Among the executive orders he plans to implement is a measure to increase to $10.10 the minimum hourly wage for individuals working on new federal service contracts and urged Congress to follow his lead by raising the minimum wage nationwide.
"This will help families. It will give businesses customers with more money to spend. It doesn’t involve any new bureaucratic program. So join the rest of the country. Say yes. Give America a raise," he said.
Throughout his remarks, the president stressed the themes of opportunity and upward mobility and how the "strength of our work ethic" helps Americans achieve "the scope of our dreams. That's how "the son of a barkeeper" was able to become speaker of the House he observed, and how the son of a single mom was able to become president.
"Opportunity is who we are. And the defining project of our generation is to restore that promise," he said.
Before the speech, Cummings said that the president needed to reassure the American public that most of the problems that plagued the launch of his signature health care law are in the past and highlight its advantages and the positive impact access to affordable, quality health care is having on millions of people's lives.
As the Republicans and Democrats prepare to battle for control of both the House and the Senate in the 2014 and 2016 elections, the president reminded them of the Supreme Court decision that civil rights and other activists argue significantly weakened the Voting Rights Act.

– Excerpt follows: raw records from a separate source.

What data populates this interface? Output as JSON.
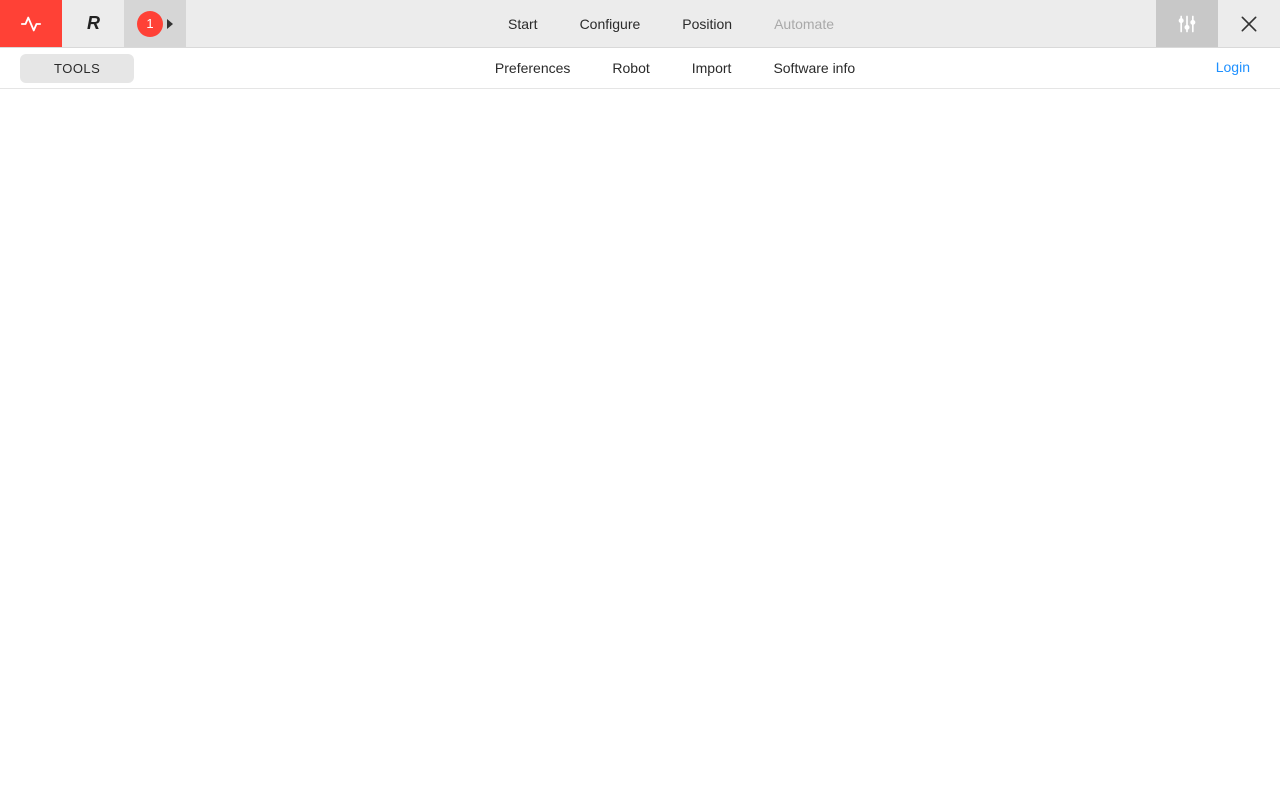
{
  "header": {
    "brand_text": "R",
    "badge_count": "1",
    "nav": [
      {
        "label": "Start",
        "disabled": false
      },
      {
        "label": "Configure",
        "disabled": false
      },
      {
        "label": "Position",
        "disabled": false
      },
      {
        "label": "Automate",
        "disabled": true
      }
    ]
  },
  "subbar": {
    "tools_label": "TOOLS",
    "items": [
      {
        "label": "Preferences"
      },
      {
        "label": "Robot"
      },
      {
        "label": "Import"
      },
      {
        "label": "Software info"
      }
    ],
    "login_label": "Login"
  },
  "colors": {
    "accent_red": "#ff4136",
    "link_blue": "#1e90ff",
    "toolbar_bg": "#ececec"
  }
}
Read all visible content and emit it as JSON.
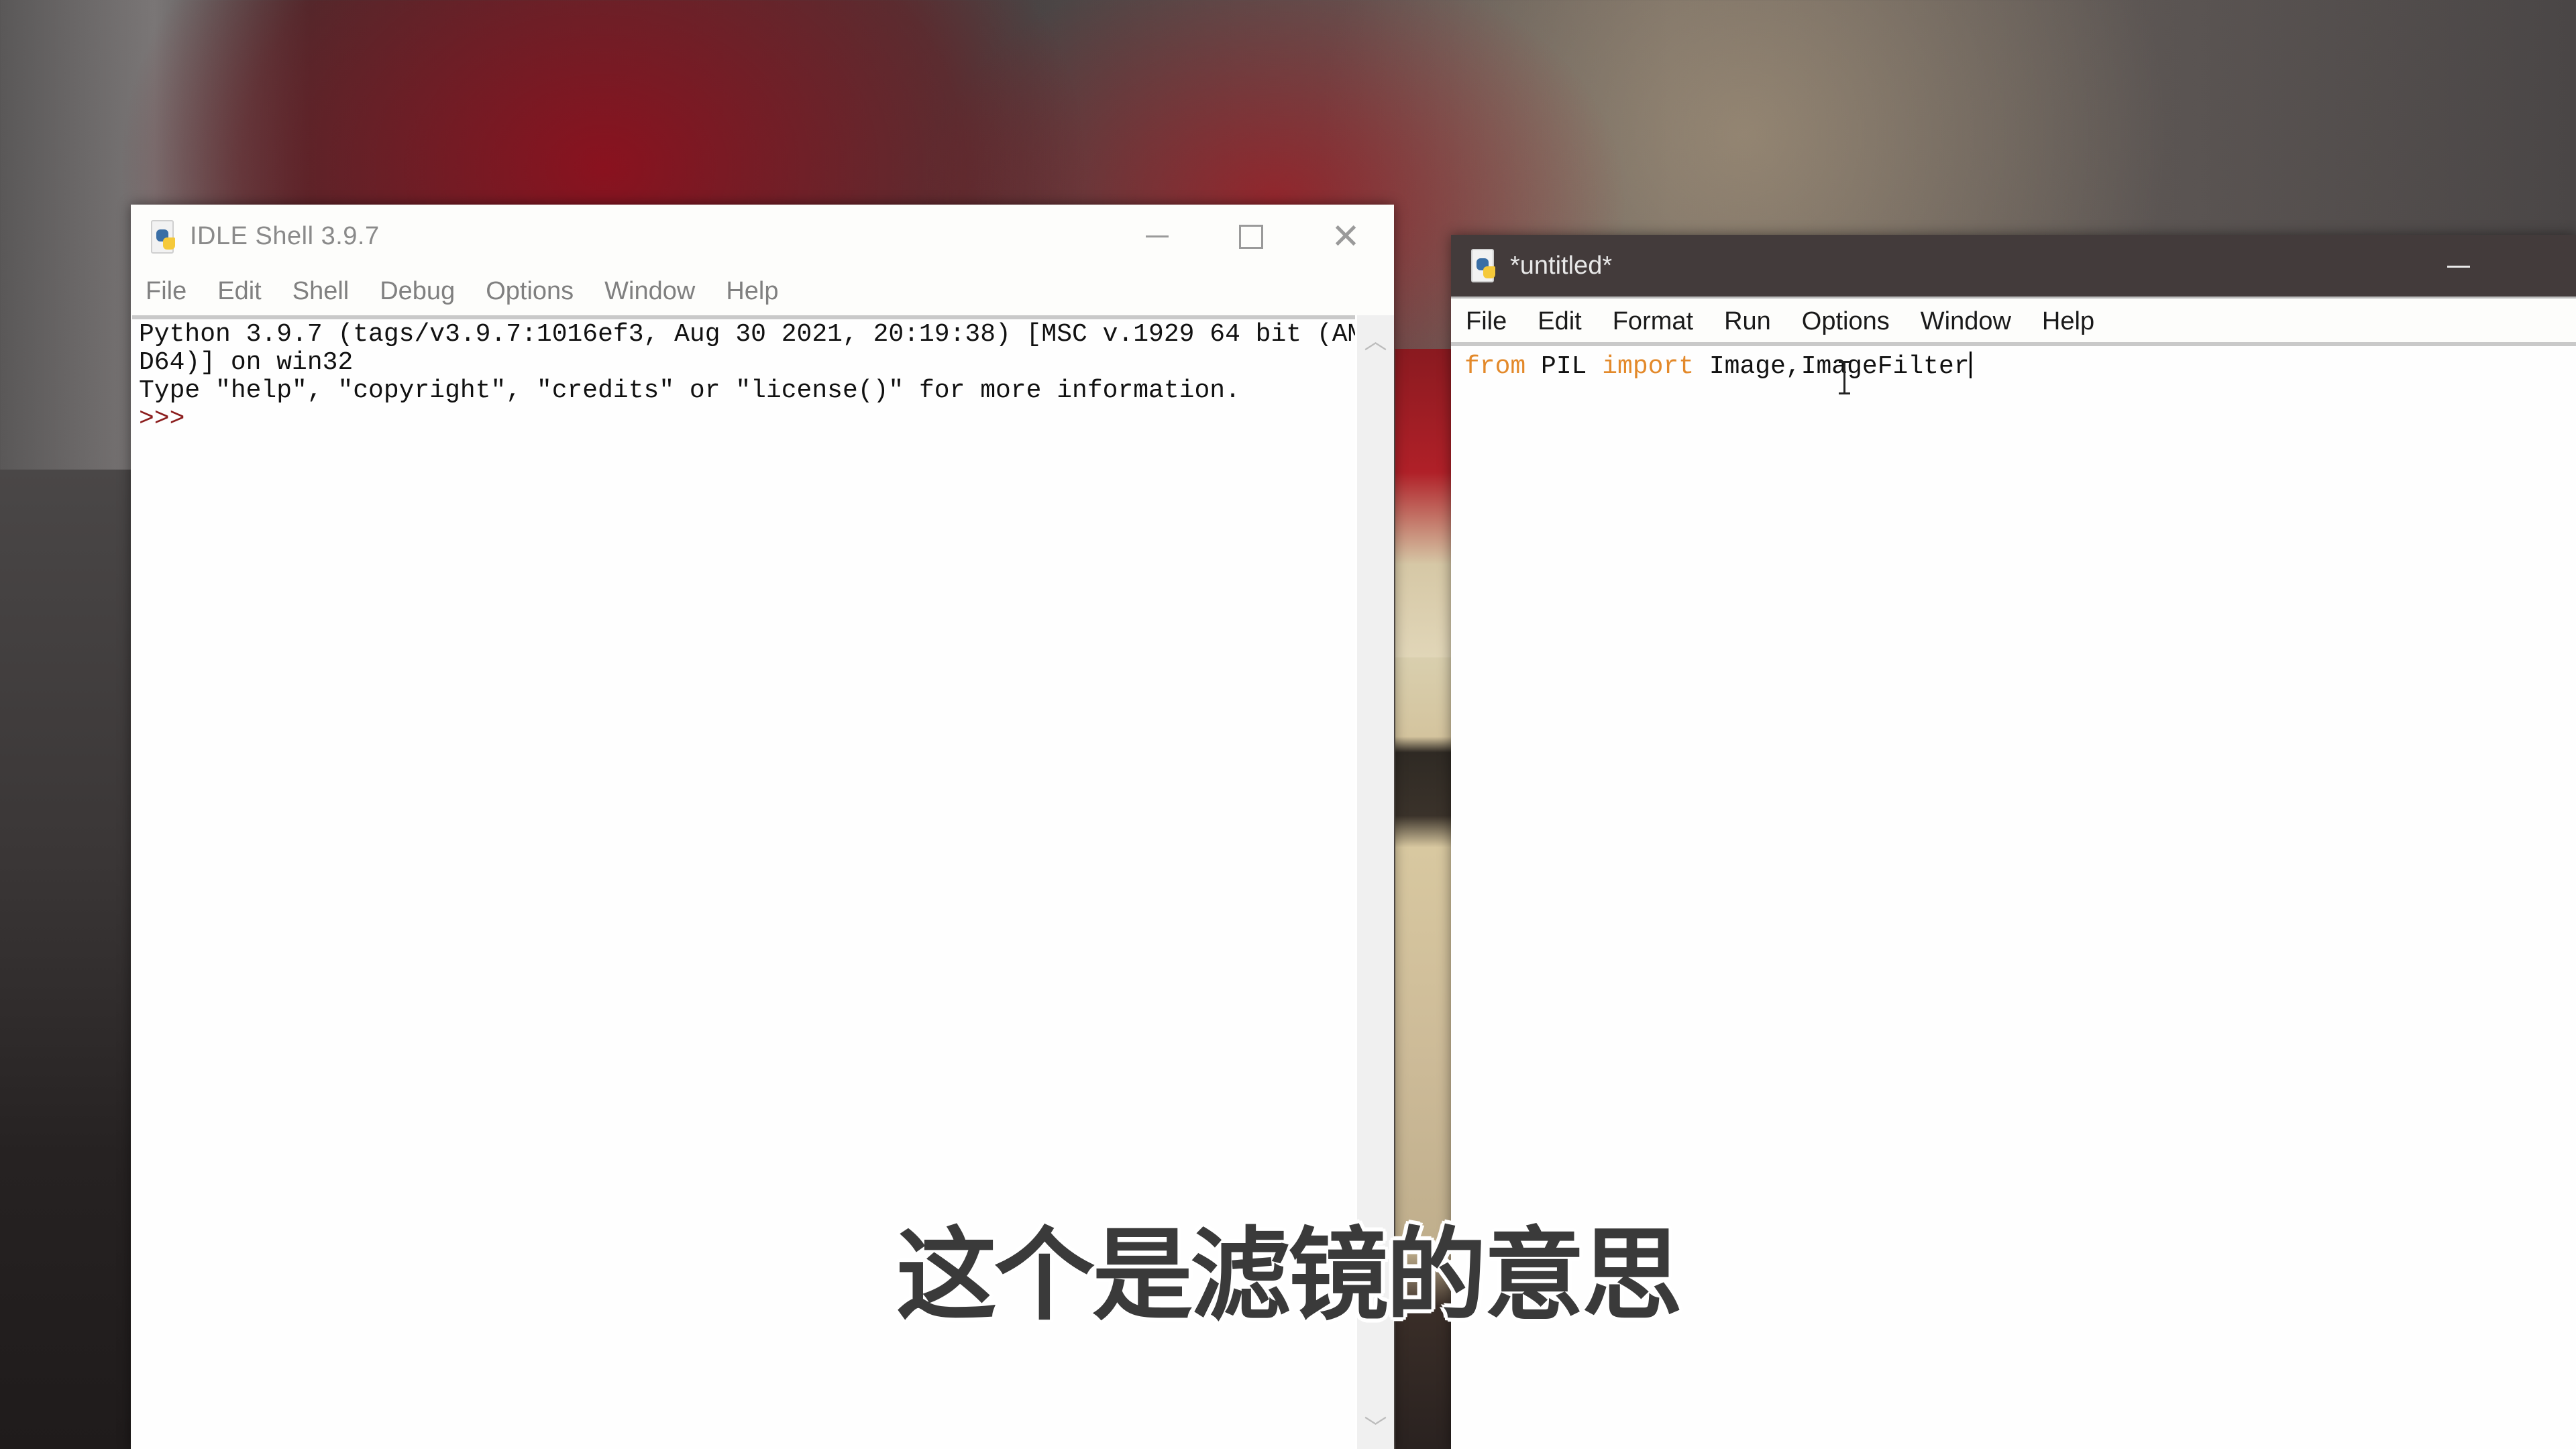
{
  "shell_window": {
    "title": "IDLE Shell 3.9.7",
    "menu": [
      "File",
      "Edit",
      "Shell",
      "Debug",
      "Options",
      "Window",
      "Help"
    ],
    "output_lines": [
      "Python 3.9.7 (tags/v3.9.7:1016ef3, Aug 30 2021, 20:19:38) [MSC v.1929 64 bit (AM",
      "D64)] on win32",
      "Type \"help\", \"copyright\", \"credits\" or \"license()\" for more information."
    ],
    "prompt": ">>>",
    "window_buttons": {
      "minimize": "minimize-icon",
      "maximize": "maximize-icon",
      "close": "close-icon"
    }
  },
  "editor_window": {
    "title": "*untitled*",
    "menu": [
      "File",
      "Edit",
      "Format",
      "Run",
      "Options",
      "Window",
      "Help"
    ],
    "code": {
      "kw1": "from",
      "module": " PIL ",
      "kw2": "import",
      "names": " Image,ImageFilter"
    },
    "colors": {
      "keyword": "#e3892a",
      "titlebar": "#433b3b"
    }
  },
  "subtitle": "这个是滤镜的意思",
  "colors": {
    "prompt": "#8b1c1c"
  }
}
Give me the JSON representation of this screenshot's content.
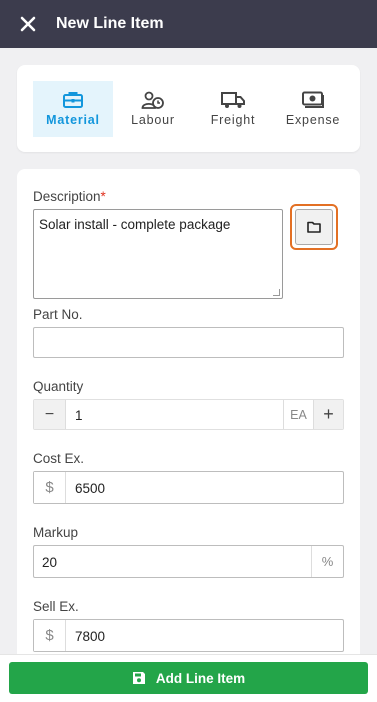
{
  "header": {
    "title": "New Line Item"
  },
  "types": {
    "active": "Material",
    "items": [
      {
        "label": "Material",
        "icon": "toolbox-icon"
      },
      {
        "label": "Labour",
        "icon": "worker-clock-icon"
      },
      {
        "label": "Freight",
        "icon": "truck-icon"
      },
      {
        "label": "Expense",
        "icon": "money-icon"
      }
    ]
  },
  "form": {
    "description": {
      "label": "Description",
      "required_mark": "*",
      "value": "Solar install - complete package"
    },
    "part_no": {
      "label": "Part No.",
      "value": ""
    },
    "quantity": {
      "label": "Quantity",
      "value": "1",
      "unit": "EA",
      "minus": "−",
      "plus": "+"
    },
    "cost_ex": {
      "label": "Cost Ex.",
      "prefix": "$",
      "value": "6500"
    },
    "markup": {
      "label": "Markup",
      "value": "20",
      "suffix": "%"
    },
    "sell_ex": {
      "label": "Sell Ex.",
      "prefix": "$",
      "value": "7800"
    }
  },
  "footer": {
    "add_label": "Add Line Item"
  },
  "colors": {
    "header_bg": "#3c3c4d",
    "accent": "#1296dc",
    "folder_border": "#e37024",
    "add_button": "#23a549"
  }
}
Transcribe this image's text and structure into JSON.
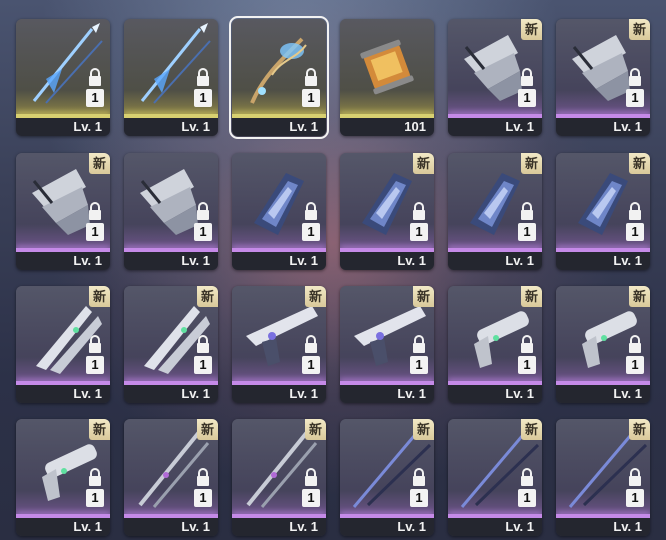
{
  "inventory": {
    "items": [
      {
        "level": "Lv. 1",
        "qty": "1",
        "new": false,
        "icon": "spear-icon",
        "rarity": "gold",
        "selected": false
      },
      {
        "level": "Lv. 1",
        "qty": "1",
        "new": false,
        "icon": "spear-icon",
        "rarity": "gold",
        "selected": false
      },
      {
        "level": "Lv. 1",
        "qty": "1",
        "new": false,
        "icon": "staff-icon",
        "rarity": "gold",
        "selected": true
      },
      {
        "level": "101",
        "qty": "",
        "new": false,
        "icon": "capsule-icon",
        "rarity": "gold",
        "selected": false
      },
      {
        "level": "Lv. 1",
        "qty": "1",
        "new": true,
        "new_label": "新",
        "icon": "wing-blade-icon",
        "rarity": "purple",
        "selected": false
      },
      {
        "level": "Lv. 1",
        "qty": "1",
        "new": true,
        "new_label": "新",
        "icon": "wing-blade-icon",
        "rarity": "purple",
        "selected": false
      },
      {
        "level": "Lv. 1",
        "qty": "1",
        "new": true,
        "new_label": "新",
        "icon": "wing-blade-icon",
        "rarity": "purple",
        "selected": false
      },
      {
        "level": "Lv. 1",
        "qty": "1",
        "new": false,
        "icon": "wing-blade-icon",
        "rarity": "purple",
        "selected": false
      },
      {
        "level": "Lv. 1",
        "qty": "1",
        "new": false,
        "icon": "shield-icon",
        "rarity": "purple",
        "selected": false
      },
      {
        "level": "Lv. 1",
        "qty": "1",
        "new": true,
        "new_label": "新",
        "icon": "shield-icon",
        "rarity": "purple",
        "selected": false
      },
      {
        "level": "Lv. 1",
        "qty": "1",
        "new": true,
        "new_label": "新",
        "icon": "shield-icon",
        "rarity": "purple",
        "selected": false
      },
      {
        "level": "Lv. 1",
        "qty": "1",
        "new": true,
        "new_label": "新",
        "icon": "shield-icon",
        "rarity": "purple",
        "selected": false
      },
      {
        "level": "Lv. 1",
        "qty": "1",
        "new": true,
        "new_label": "新",
        "icon": "dual-blade-icon",
        "rarity": "purple",
        "selected": false
      },
      {
        "level": "Lv. 1",
        "qty": "1",
        "new": true,
        "new_label": "新",
        "icon": "dual-blade-icon",
        "rarity": "purple",
        "selected": false
      },
      {
        "level": "Lv. 1",
        "qty": "1",
        "new": true,
        "new_label": "新",
        "icon": "pistol-icon",
        "rarity": "purple",
        "selected": false
      },
      {
        "level": "Lv. 1",
        "qty": "1",
        "new": true,
        "new_label": "新",
        "icon": "pistol-icon",
        "rarity": "purple",
        "selected": false
      },
      {
        "level": "Lv. 1",
        "qty": "1",
        "new": true,
        "new_label": "新",
        "icon": "revolver-icon",
        "rarity": "purple",
        "selected": false
      },
      {
        "level": "Lv. 1",
        "qty": "1",
        "new": true,
        "new_label": "新",
        "icon": "revolver-icon",
        "rarity": "purple",
        "selected": false
      },
      {
        "level": "Lv. 1",
        "qty": "1",
        "new": true,
        "new_label": "新",
        "icon": "revolver-icon",
        "rarity": "purple",
        "selected": false
      },
      {
        "level": "Lv. 1",
        "qty": "1",
        "new": true,
        "new_label": "新",
        "icon": "katana-icon",
        "rarity": "purple",
        "selected": false
      },
      {
        "level": "Lv. 1",
        "qty": "1",
        "new": true,
        "new_label": "新",
        "icon": "katana-icon",
        "rarity": "purple",
        "selected": false
      },
      {
        "level": "Lv. 1",
        "qty": "1",
        "new": true,
        "new_label": "新",
        "icon": "lance-icon",
        "rarity": "purple",
        "selected": false
      },
      {
        "level": "Lv. 1",
        "qty": "1",
        "new": true,
        "new_label": "新",
        "icon": "lance-icon",
        "rarity": "purple",
        "selected": false
      },
      {
        "level": "Lv. 1",
        "qty": "1",
        "new": true,
        "new_label": "新",
        "icon": "lance-icon",
        "rarity": "purple",
        "selected": false
      }
    ]
  },
  "colors": {
    "purple_bar": "#c58ae8",
    "gold_bar": "#d8d070",
    "level_bg": "#24262f",
    "badge_bg": "#e8dcb2"
  }
}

Rep. Elijah Cummings praised the speech and said Obama laid out an agenda that would make the best use of the time he has left in office.
"There are a lot of people in urgent need of help. There are people who are unemployed, people who until recently didn't have health insurance, children who aren't getting a proper education," the Maryland lawmaker told BET.com. "He made the case that we've got to work on all of those issues to make our country better."